Active skirmishing commenced along different portions of the line early in the morning, and continued to grow more and more general until the rattle of the skirmishers' rifles grew into the reverberating roll of battle. From one end of the long line to the other the tide of battle surged, the musketry continually increasing in volume, until it seemed one continuous peal of thunder. During all the battles in the Wilderness, artillery had been useless, except when here and there a section could be brought in to command the roadway; but now all the artillery on both sides was brought into the work. It was the terrible cannonading of Malvern Hill with the fierce musketry of Gaines' Mills combined, that seemed fairly to shake the earth and skies. Never during the war had the two armies made such gigantic struggles for the destruction of each other.

At first the heavy assaults were made against the right wing—Hancock's and Warren's corps sustaining the principal shock of the enemy's repeated charges. Massing their forces against particular points of the line held by these two corps, the rebel generals would hurl their gray legions like an avalanche against our breastworks, hoping by the very momentum of the charge to break through our lines; but a most withering storm of leaden and iron hail would set the mass wavering, and finally send it back to the cover of the woods and earthworks in confusion, leaving the ground covered at each time with an additional layer of their dead. In turn, the men of the Fifth and Second corps would charge upon their adversaries, and in turn they too would be forced to seek shelter behind their rifle pits. Thus the tide of battle along the right of the line rolled to and fro, while the horrid din of musketry and artillery rose and swelled as the storm grew fiercer.

Meanwhile the Sixth and Ninth corps were quietly awaiting events, and it was not until six o'clock in the afternoon that the Sixth corps was called into action. Then it was to make one of the most notable charges on record.

At five o'clock the men of the corps were ordered to unsling knapsacks and divest themselves of every incumbrance preparatory to a charge. Colonel Upton commanding the Second brigade of the First division, was directed to take twelve picked regiments from the corps and lead them in a charge against the right center of the rebel line. The regiments which shared the dearly purchased honor of this magnificent charge were, in the first line, the One Hundred and Twenty-first New York, the Fifth Maine, the Ninety-sixth and One Hundred and Nineteenth Pennsylvania; in the second line the Seventy-seventh and Forty-third New York, the Fifth Wisconsin, Sixth Maine and Forty-ninth Pennsylvania; and in the third line, the Second, Fifth and Sixth Vermont. It was indeed an honor to be selected for this duty, but it was an honor to be paid for at the cost of fearful peril.

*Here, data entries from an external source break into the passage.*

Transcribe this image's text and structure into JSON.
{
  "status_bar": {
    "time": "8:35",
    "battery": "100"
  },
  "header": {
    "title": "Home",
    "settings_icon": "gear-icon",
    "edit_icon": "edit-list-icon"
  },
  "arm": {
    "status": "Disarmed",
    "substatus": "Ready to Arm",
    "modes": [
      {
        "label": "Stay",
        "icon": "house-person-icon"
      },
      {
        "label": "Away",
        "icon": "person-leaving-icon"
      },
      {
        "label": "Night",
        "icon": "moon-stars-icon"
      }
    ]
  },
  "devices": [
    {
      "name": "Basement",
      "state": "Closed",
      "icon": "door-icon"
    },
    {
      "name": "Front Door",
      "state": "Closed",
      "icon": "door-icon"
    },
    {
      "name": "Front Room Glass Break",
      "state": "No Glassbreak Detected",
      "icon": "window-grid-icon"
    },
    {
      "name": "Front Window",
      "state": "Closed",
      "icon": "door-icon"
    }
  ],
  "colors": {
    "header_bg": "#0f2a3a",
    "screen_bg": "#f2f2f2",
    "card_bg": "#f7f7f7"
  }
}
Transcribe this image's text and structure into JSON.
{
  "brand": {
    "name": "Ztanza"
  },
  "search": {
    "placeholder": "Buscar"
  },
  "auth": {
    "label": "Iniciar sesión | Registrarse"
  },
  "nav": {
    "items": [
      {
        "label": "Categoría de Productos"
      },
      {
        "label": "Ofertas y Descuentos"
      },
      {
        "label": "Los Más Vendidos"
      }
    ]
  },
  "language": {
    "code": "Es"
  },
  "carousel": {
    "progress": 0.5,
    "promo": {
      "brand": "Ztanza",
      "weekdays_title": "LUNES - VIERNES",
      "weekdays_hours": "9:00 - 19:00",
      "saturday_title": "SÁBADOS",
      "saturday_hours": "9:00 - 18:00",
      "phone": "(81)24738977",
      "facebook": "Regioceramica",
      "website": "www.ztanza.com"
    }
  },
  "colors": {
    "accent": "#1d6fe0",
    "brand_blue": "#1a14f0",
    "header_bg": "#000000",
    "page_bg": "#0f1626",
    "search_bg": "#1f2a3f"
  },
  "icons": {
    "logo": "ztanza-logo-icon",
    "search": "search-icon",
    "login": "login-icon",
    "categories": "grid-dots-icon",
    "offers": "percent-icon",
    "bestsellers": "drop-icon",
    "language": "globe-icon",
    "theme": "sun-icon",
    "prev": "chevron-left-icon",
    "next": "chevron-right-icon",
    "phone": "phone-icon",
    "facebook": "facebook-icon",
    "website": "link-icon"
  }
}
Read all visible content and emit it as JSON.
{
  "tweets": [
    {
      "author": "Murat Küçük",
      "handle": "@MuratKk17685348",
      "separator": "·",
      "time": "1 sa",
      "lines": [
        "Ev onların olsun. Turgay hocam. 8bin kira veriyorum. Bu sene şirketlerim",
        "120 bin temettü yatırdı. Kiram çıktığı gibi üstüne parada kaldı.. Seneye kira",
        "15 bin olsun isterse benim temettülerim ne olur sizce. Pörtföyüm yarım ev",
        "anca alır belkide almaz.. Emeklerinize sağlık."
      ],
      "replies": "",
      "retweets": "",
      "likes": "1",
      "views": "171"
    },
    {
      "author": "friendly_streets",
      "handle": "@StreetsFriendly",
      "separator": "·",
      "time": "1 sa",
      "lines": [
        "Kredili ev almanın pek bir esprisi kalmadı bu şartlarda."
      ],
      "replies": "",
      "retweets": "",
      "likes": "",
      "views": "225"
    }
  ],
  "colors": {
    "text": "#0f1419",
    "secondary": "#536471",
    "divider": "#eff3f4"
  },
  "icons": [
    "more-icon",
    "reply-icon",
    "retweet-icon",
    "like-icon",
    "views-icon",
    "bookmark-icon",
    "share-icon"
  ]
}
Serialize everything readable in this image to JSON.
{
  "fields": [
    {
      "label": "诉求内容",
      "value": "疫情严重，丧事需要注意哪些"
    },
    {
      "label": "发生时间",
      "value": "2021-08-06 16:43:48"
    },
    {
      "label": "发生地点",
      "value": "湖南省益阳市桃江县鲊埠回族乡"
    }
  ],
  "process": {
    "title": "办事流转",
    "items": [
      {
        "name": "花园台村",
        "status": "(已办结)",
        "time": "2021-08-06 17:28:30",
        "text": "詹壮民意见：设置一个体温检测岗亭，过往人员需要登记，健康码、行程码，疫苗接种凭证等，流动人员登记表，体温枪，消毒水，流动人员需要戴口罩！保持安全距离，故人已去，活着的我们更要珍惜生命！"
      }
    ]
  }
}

The twelve regiments assembled on the open space in front of our works, then silently entered the strip of woods which was between our line and that of the rebels. Passing through to the further edge of the woods, the twelve regiments were formed in columns of three lines, each line consisting of four regiments.

The regiments of the Second division, not included in the charging column, formed in the rear, to act as support, but did not advance to the charge.

As the regiments took their places, they threw themselves upon the ground, and all orders were given in suppressed tones, for the rebels were but a hundred yards distant, in the open field, and the minies of their skirmishers were whistling among the trees and brushwood.

The other corps of the army were prepared, in case this charging party succeeded in breaking the enemy's line, to rush in and turn the success into a rout of the rebels. Generals Meade, Hancock, Warren and Burnside stationed themselves on eminences, from which they could watch the success of the perilous enterprise.